Observation data Epoch J2000 Equinox J2000
- Constellation: Libra
- Right ascension: 15^{h} 07^{m} 47.69^{s}
- Declination: −16° 27′ 38.6″
- Apparent magnitude (V): 22.136

Characteristics
- Evolutionary stage: brown dwarf
- Spectral type: L5
- Apparent magnitude (R): 18.928±0.097
- Apparent magnitude (J): 12.830 ± 0.027
- Apparent magnitude (H): 11.895 ± 0.024
- Apparent magnitude (K): 11.312 ± 0.026

Astrometry
- Radial velocity (R_{v}): -39.85 km/s
- Proper motion (μ): RA: -151.645 mas/yr Dec.: -895.714 mas/yr
- Parallax (π): 134.9474±0.2611 mas
- Distance: 24.17 ± 0.05 ly (7.41 ± 0.01 pc)

Details
- Radius: 0.08 R_{☉}
- Surface gravity (log g): 5.5 cgs
- Temperature: 1600 K
- Other designations: 2MASS J15074769-1627386, 2MASSW J1507476162738, 2MUCD 11296, 2MASSI J1507476−162738, Gaia DR2 6306068659857135232

Database references
- SIMBAD: data

= 2MASS 1507−1627 =

Star in the constellation Libra

2MASS J15074769−1627386 (also abbreviated to 2MASS 1507−1627) is a brown dwarf in the constellation Libra, located about 23.9 light-years from Earth.
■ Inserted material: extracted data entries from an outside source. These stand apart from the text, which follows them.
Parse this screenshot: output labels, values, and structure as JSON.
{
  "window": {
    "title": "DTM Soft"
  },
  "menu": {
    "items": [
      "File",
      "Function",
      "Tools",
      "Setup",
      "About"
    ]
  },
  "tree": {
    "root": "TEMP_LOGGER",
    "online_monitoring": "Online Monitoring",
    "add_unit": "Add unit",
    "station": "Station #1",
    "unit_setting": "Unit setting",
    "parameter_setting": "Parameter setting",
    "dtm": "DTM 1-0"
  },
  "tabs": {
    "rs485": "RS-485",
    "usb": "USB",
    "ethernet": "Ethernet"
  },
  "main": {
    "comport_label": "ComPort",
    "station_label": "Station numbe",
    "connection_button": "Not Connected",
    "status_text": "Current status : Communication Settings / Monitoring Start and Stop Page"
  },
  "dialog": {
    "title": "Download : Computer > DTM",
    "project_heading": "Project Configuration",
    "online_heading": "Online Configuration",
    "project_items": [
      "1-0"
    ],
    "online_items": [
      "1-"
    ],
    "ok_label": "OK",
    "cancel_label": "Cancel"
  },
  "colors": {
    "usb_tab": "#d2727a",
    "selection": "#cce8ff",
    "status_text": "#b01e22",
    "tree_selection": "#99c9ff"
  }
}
It was discovered in 1999 by I. Neill Reid et al. It belongs to the spectral class L5; its surface temperature is 1,300 to 2,000 kelvins. As with other brown dwarfs of spectral type L, its spectrum is dominated by metal hydrides and alkali metals. Its spectrum also has a weak silicate absorption band and highly variable water absorption band, indicating complicated clouds and haze structures.

The brown dwarf is suspected to have a substellar companion (planet) on wide orbit with period over 10 years.